On June 20, 2010, a 52 year-old mechanic with 8 years of experience was fatally injured at a surface copper operation. A ½ ton pickup truck had parked in front of a 240 ton haul truck that was also parked. The haul truck pulled forward and struck the pickup truck fatally injuring the driver and seriously injuring another miner.

Best Practices

  • Do not park smaller vehicles in a large truck’s potential path of movement.
  • Before moving mobile equipment, be certain no one is in the intended path, sound the horn to warn possible unseen persons, and wait to give them time to move to a safe location.
  • Ensure all persons are trained to recognize work place hazards, specifically the limited visibility and blind areas inherent to operation of large equipment and the hazard of mobile equipment traveling near them.
  • Establish procedures that require smaller vehicles to maintain a safe distance from large mobile equipment until eye contact is made or approval to move closer is obtained from the mobile equipment operator. Provide training in these procedures.
  • Install cameras and collision avoidance systems on large trucks to protect persons.
  • Regularly monitor work practices and reinforce the importance of them. Take immediate action to correct unsafe conditions or work practices.

Click here for: MSHA Preliminary Report (pdf), MSHA Investigation Report (pdf), Overview(powerpoint), Overview(pdf), Spanish Fatalgram (pdf)

Fatality #11 for Metal/Nonmetal Mining 2010

On June 18, 2010, a 29 year-old contract miner with 6 years of experience was fatally injured at an underground silver mine. The victim was scaling loose ground in a stope when he was struck by falling material approximately 3½ feet long by 2½ feet wide by 2 feet thick.

Best Practices

  • Examine, sound, and test for loose ground in areas before starting to work, after blasting, and as ground conditions warrant.
  • Train all persons to scale loose material safely.
  • Communicate unsafe ground conditions to all affected miners.
  • Perform manual scaling from a location which will not expose persons to injury from falling material.
  • When manually scaling, use scaling bars of a length and design that will allow the removal of loose material without exposing persons to the risk of injury.
  • Install ground support where conditions warrant.

Click here for: MSHA Preliminary Report (pdf), MSHA Investigation Report (pdf), Overview (powerpoint), Overview (pdf), Spanish Fatalgram (pdf)

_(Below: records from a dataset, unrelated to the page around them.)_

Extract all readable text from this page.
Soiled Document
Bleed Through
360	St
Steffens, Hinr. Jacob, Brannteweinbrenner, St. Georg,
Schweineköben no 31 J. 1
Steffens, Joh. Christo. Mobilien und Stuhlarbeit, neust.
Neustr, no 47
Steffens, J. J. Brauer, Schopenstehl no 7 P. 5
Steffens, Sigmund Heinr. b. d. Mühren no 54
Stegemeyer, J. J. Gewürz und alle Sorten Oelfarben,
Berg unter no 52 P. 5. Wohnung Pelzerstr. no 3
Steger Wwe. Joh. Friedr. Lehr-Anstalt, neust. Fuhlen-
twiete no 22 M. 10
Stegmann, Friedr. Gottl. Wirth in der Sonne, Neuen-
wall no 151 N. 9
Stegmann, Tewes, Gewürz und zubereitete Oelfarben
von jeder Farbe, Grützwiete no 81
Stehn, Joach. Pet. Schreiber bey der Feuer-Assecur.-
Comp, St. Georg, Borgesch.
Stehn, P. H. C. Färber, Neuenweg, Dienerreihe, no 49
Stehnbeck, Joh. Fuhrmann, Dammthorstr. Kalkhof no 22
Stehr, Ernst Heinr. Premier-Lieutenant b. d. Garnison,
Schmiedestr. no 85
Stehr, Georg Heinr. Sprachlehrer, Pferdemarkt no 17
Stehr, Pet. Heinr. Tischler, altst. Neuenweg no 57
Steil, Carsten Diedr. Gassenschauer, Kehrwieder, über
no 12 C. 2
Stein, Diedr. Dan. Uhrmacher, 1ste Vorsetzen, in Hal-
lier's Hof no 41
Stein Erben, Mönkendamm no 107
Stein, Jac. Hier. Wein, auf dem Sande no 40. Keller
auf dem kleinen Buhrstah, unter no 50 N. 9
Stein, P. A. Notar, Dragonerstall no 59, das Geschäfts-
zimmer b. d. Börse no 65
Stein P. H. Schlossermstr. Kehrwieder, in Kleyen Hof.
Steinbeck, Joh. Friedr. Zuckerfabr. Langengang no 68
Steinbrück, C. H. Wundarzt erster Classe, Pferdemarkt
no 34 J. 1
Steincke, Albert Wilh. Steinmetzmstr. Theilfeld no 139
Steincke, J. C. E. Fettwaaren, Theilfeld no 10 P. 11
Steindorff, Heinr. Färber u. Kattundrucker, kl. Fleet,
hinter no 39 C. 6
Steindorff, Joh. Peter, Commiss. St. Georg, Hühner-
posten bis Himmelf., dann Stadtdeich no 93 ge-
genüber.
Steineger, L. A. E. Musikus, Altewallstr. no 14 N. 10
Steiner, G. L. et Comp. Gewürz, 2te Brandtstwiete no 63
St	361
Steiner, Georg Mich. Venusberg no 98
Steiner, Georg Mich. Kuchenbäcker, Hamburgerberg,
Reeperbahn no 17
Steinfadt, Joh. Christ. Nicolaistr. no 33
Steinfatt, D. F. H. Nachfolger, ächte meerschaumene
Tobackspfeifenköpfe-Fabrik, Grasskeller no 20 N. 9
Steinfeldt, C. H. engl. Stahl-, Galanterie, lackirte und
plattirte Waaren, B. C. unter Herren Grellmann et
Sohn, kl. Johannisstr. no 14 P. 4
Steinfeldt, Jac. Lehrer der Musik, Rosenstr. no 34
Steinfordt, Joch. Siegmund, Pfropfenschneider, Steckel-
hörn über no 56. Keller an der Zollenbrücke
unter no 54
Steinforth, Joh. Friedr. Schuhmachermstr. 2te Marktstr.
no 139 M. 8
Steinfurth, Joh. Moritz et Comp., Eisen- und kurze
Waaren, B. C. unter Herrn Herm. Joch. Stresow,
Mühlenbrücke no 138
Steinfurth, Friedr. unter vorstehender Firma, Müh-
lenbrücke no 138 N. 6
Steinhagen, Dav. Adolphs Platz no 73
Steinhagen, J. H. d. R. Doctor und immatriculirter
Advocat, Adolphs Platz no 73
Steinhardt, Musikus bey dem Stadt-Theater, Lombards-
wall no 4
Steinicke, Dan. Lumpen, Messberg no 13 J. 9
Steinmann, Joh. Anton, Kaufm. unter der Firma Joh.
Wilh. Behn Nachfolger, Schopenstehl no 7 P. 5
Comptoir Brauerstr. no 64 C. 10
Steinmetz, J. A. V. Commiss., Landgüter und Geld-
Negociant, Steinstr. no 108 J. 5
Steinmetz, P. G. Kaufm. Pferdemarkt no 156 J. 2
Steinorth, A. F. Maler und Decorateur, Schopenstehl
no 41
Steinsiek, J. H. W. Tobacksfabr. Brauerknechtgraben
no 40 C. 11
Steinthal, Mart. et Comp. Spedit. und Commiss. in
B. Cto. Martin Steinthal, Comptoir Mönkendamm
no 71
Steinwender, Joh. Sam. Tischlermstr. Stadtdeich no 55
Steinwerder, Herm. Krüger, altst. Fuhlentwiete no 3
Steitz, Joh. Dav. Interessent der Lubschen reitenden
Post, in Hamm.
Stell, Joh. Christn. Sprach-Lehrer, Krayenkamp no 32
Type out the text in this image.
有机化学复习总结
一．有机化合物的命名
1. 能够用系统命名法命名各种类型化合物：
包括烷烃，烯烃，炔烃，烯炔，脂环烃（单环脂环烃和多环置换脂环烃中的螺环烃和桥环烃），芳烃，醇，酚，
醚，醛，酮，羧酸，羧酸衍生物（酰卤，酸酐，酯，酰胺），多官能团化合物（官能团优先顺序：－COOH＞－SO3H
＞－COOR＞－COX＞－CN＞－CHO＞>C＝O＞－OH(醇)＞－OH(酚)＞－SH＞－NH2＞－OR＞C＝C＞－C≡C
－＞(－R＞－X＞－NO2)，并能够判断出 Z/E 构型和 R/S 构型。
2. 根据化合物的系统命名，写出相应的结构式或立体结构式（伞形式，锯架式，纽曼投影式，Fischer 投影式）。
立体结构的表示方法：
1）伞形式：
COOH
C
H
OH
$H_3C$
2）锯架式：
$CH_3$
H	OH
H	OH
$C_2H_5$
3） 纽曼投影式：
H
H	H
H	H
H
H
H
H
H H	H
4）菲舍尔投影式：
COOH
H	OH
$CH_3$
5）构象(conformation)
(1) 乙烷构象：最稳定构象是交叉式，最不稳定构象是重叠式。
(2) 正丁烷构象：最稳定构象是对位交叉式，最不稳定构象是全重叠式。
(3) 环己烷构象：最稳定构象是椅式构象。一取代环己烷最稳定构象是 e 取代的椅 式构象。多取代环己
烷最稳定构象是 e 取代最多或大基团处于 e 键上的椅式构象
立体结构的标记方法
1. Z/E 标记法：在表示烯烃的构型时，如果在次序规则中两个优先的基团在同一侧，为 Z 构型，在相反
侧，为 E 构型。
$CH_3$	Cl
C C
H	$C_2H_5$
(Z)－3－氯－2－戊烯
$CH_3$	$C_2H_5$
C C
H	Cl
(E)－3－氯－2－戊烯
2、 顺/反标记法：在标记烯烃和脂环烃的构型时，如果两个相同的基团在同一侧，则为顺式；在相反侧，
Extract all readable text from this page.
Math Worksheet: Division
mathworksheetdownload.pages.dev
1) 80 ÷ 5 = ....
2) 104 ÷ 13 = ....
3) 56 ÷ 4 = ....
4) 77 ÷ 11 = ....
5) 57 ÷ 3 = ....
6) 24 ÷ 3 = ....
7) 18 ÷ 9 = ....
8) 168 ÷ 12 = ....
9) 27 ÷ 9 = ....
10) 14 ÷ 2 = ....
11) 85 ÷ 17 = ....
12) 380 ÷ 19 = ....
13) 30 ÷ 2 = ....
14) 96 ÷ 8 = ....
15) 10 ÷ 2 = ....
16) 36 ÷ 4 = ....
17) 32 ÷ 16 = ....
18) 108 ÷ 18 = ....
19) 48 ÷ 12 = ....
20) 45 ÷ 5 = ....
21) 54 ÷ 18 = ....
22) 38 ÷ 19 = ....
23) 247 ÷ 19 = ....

Fatality #38 for Coal Mining 2010

On Wednesday, June 16, 2010, a 42 year old Section Foreman with 17 years of mining experience was fatally injured. While he was installing rib support, a section of rib 12 feet wide x 15 feet 6 inches high x 9 feet thick fell, knocking over a roof jack that struck him.

Best Practices

  • Conduct roof evaluations when entering a previously mined area for the purpose of pillar recovery.
  • Support loose ribs or roof adequately or scale down material before beginning work.
  • Conduct thorough pre-shift examinations and on-shift examinations of the roof, face, and ribs immediately before work or travel is in an area and thereafter as conditions warrant.
  • Know and follow the approved roof control plan. Take additional measures to protect persons if unusual hazards are encountered.
  • Assure the roof control plan is suitable for prevailing geologic conditions. Revise the plan if conditions change and the support system is not adequate to control the roof, face, and ribs.
  • Be alert to changing geological conditions which may affect roof, rib, and face conditions.